February 3, 2012 in Features

Super Bowl advertisers playing the long game

Steve Johnson Chicago Tribune
 

Here’s a new thought: Will the Super Bowl – the culmination of months of planning, research and spending – be kind of an anticlimax?

By the time the game airs Sunday on NBC, most everybody who really wants to will have seen the event’s most anticipated advertisement, Volkswagen’s follow-up to the peewee Darth Vader-starring, “Star Wars”-themed commercial that topped most ratings of the ads that aired during last year’s big game.

In the belief that the game is now just a point on the marketing continuum, VW planned to release the ad Wednesday morning, letting the world know just how dogs and “Star Wars” figure in its push this year for the new Volkswagen Beetle. Hint: Like more than 100 million Americans, folks at the “Star Wars” cantina apparently watch football, and the ads.

For a marketer, “the Super Bowl is really not a game on a Sunday afternoon anymore,” said Brian Thomas, general manager of brand marketing at Volkswagen of America. “The Super Bowl is almost a three-week PR and social media campaign, and you have to think of it that way.”

More and more advertisers do. Setting aside network promos and movie ads, roughly half of the spots slated to run Sunday evening – during the moments when the New England Patriots are not playing the New York Giants for the National Football League championship – were already available on the Web Wednesday to be shared, excerpted, covered, discussed and reviewed.

This is the highest proportion yet of early unveilings, experts said, meaning viewers who have sought out ads in advance could experience déjà vu during the game itself – or the opportunity to take an actual bathroom break.

Among the ads whose exact content is being held back until the game, many will have, at minimum, been “teased,” or previewed, often with productions nearly as elaborate as the ads themselves. Volkswagen, for example, struck advance gold with a 64-second Web spot with dogs barking “Star Wars” music, and Bridgestone produced an ad anticipating its actual ad.

“Not only are they recognizing the power of social media, but these ads cost so much that they’re trying to get the most bang for their buck,” said David Shoffner, public relations strategist for the Pavone advertising agency, which has tracked Super Bowl advertising closely through its spotbowl.com website. “These are spots that really live on for a year or more.”

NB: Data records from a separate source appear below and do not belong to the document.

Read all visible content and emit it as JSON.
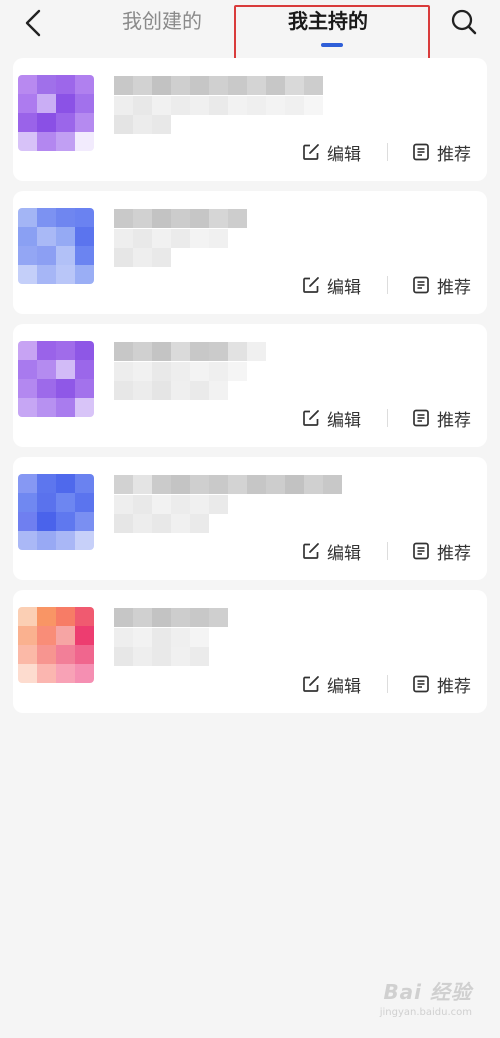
{
  "header": {
    "tabs": [
      {
        "label": "我创建的",
        "active": false
      },
      {
        "label": "我主持的",
        "active": true
      }
    ],
    "back_icon": "chevron-left-icon",
    "search_icon": "search-icon",
    "accent_color": "#2f5fd8",
    "highlight_color": "#d93b3b"
  },
  "cards": [
    {
      "thumb_palette": "purple",
      "edit_label": "编辑",
      "recommend_label": "推荐"
    },
    {
      "thumb_palette": "blue",
      "edit_label": "编辑",
      "recommend_label": "推荐"
    },
    {
      "thumb_palette": "purple",
      "edit_label": "编辑",
      "recommend_label": "推荐"
    },
    {
      "thumb_palette": "blue",
      "edit_label": "编辑",
      "recommend_label": "推荐"
    },
    {
      "thumb_palette": "pink",
      "edit_label": "编辑",
      "recommend_label": "推荐"
    }
  ],
  "watermark": {
    "main": "Bai 经验",
    "sub": "jingyan.baidu.com"
  }
}
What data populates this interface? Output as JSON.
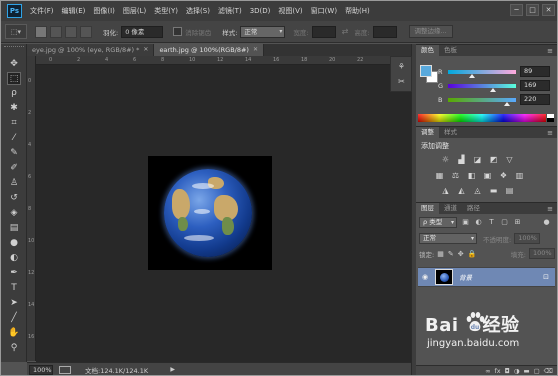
{
  "app": {
    "logo": "Ps",
    "menu": [
      "文件(F)",
      "编辑(E)",
      "图像(I)",
      "图层(L)",
      "类型(Y)",
      "选择(S)",
      "滤镜(T)",
      "3D(D)",
      "视图(V)",
      "窗口(W)",
      "帮助(H)"
    ],
    "window_controls": [
      "─",
      "□",
      "✕"
    ]
  },
  "options_bar": {
    "feather_label": "羽化:",
    "feather_value": "0 像素",
    "antialias_label": "消除锯齿",
    "style_label": "样式:",
    "style_value": "正常",
    "width_label": "宽度:",
    "height_label": "高度:",
    "refine_edge_label": "调整边缘..."
  },
  "documents": [
    {
      "title": "eye.jpg @ 100% (eye, RGB/8#) *",
      "active": false
    },
    {
      "title": "earth.jpg @ 100%(RGB/8#)",
      "active": true
    }
  ],
  "rulers": {
    "top": [
      "0",
      "2",
      "4",
      "6",
      "8",
      "10",
      "12",
      "14",
      "16",
      "18",
      "20",
      "22"
    ],
    "left": [
      "0",
      "2",
      "4",
      "6",
      "8",
      "10",
      "12",
      "14",
      "16"
    ]
  },
  "status_bar": {
    "zoom": "100%",
    "doc_info": "文档:124.1K/124.1K",
    "arrow": "▶"
  },
  "color_panel": {
    "tabs": [
      "颜色",
      "色板"
    ],
    "foreground_color": "#59a9dc",
    "background_color": "#ffffff",
    "channels": [
      {
        "label": "R",
        "value": "89"
      },
      {
        "label": "G",
        "value": "169"
      },
      {
        "label": "B",
        "value": "220"
      }
    ]
  },
  "adjustments_panel": {
    "tabs": [
      "调整",
      "样式"
    ],
    "title": "添加调整",
    "row1_icons": [
      "brightness-icon",
      "levels-icon",
      "curves-icon",
      "exposure-icon",
      "vibrance-icon"
    ],
    "row2_icons": [
      "hue-saturation-icon",
      "color-balance-icon",
      "black-white-icon",
      "photo-filter-icon",
      "channel-mixer-icon",
      "color-lookup-icon"
    ],
    "row3_icons": [
      "invert-icon",
      "posterize-icon",
      "threshold-icon",
      "gradient-map-icon",
      "selective-color-icon"
    ]
  },
  "layers_panel": {
    "tabs": [
      "图层",
      "通道",
      "路径"
    ],
    "filter_kind": "ρ 类型",
    "blend_mode": "正常",
    "opacity_label": "不透明度:",
    "opacity_value": "100%",
    "lock_label": "锁定:",
    "fill_label": "填充:",
    "fill_value": "100%",
    "layers": [
      {
        "name": "背景",
        "visible": true,
        "locked": true
      }
    ],
    "footer_icons": [
      "link-icon",
      "fx-icon",
      "mask-icon",
      "adjustment-icon",
      "group-icon",
      "new-layer-icon",
      "delete-icon"
    ]
  },
  "watermark": {
    "logo_left": "Bai",
    "logo_right": "经验",
    "url": "jingyan.baidu.com"
  }
}
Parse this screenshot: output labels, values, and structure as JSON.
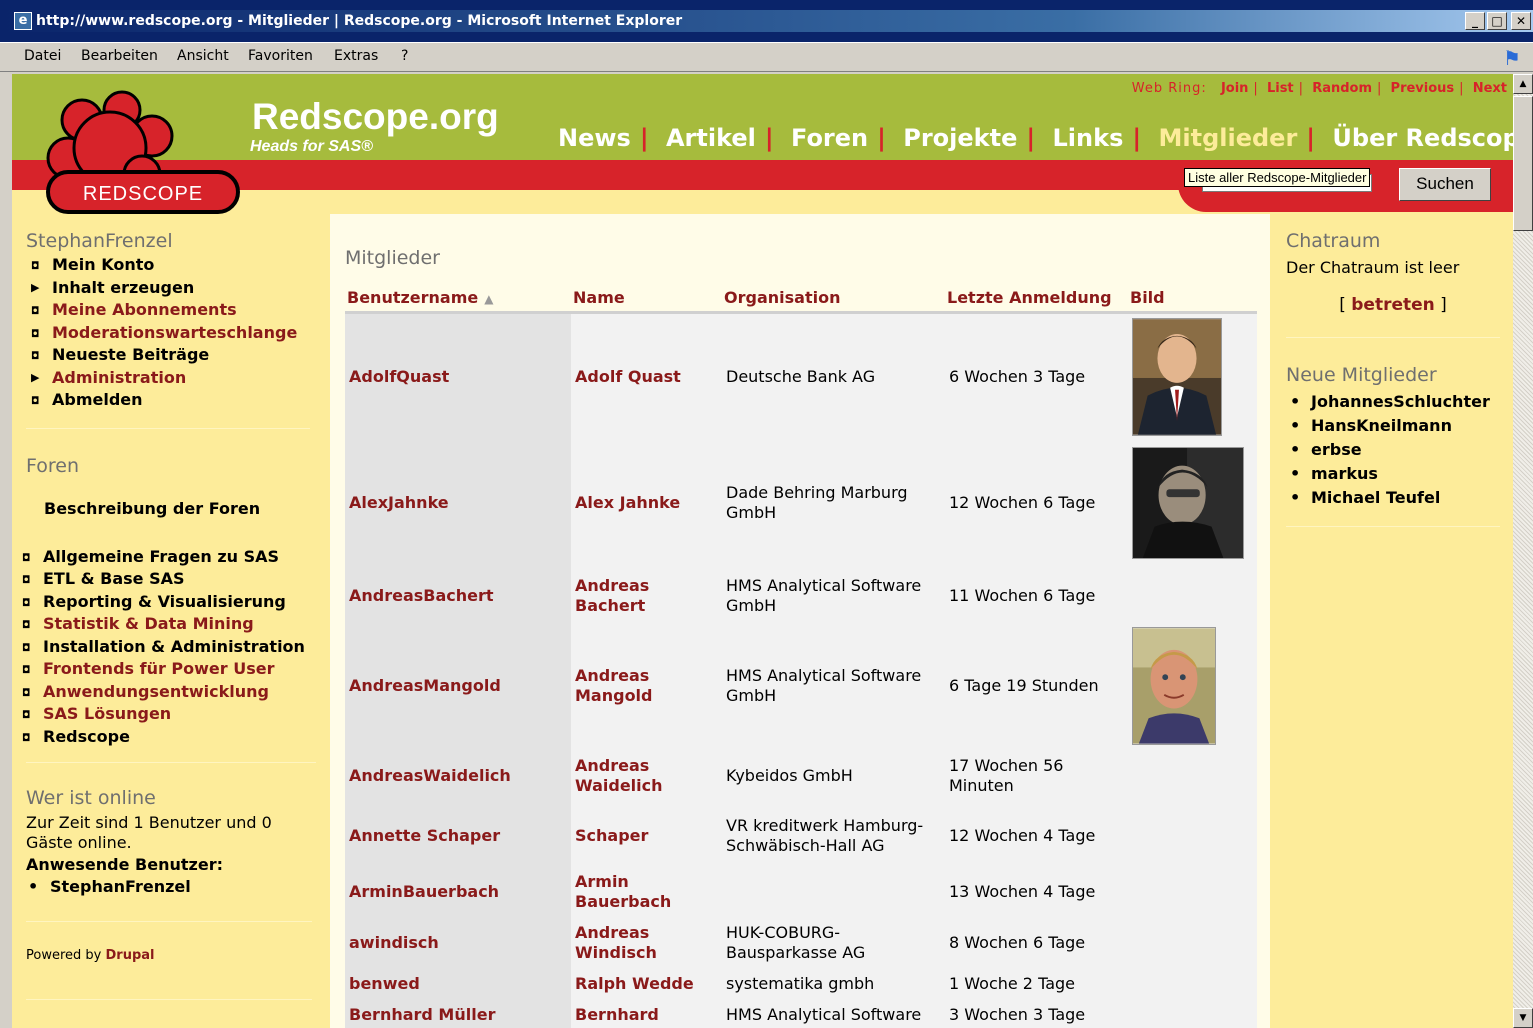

Such widespread unveiling calls into question the traditional Super Bowl ecosystem, in which people gather at parties to watch the whole spectacle, from game to ads to, this year, Madonna at halftime; critics judge spots as they air; and ad ratings rendered by average audience members, such as those run by USA Today, YouTube and Facebook, get big buzz the next day as the popular verdict is made known.

“I kind of like to see them on the day,” said Mark Renshaw, chief innovation officer and a digital marketing expert for Leo Burnett Chicago, which does not have an ad in this year’s game. “I’m not sure I really agree with the releasing ahead.

“To me, if I was going to release something (ahead of time) to a community of fans, I wouldn’t be releasing a film. I’d release a setup to it. On the day you would connect the dots.”

But Volkswagen’s Thomas said, “To not release the spot, frankly, I think, is a little archaic.

“Maybe as recently as four, five years ago there was a lot of merit to holding your cards tightly to the vest. The reality is now there’s so much earned media opportunity. We had 13 million views of mini Vader before kickoff last year.”

To Tim Calkins, who teaches marketing at Northwestern University’s Kellogg School of Management, the “trade-off” of game-day surprise for extra attention and extra viewings by the audiences is, for the most part, worth it – a bargain driven largely by the new smoothness of Web and mobile video.

“There’s no question that advertisers are getting much more aggressive in advance of the Super Bowl,” said Calkins, who also shepherds the Kellogg School’s annual postgame assessment of ads’ effectiveness. “In most cases it makes a lot of sense. The problem with the Super Bowl is there are about 70 ads, plus there’s a football game going on, plus many people are at a party.

“So it is very hard to stand out during the game. If you can get ahead of the game, you have an opportunity to make a much bigger impression with people.”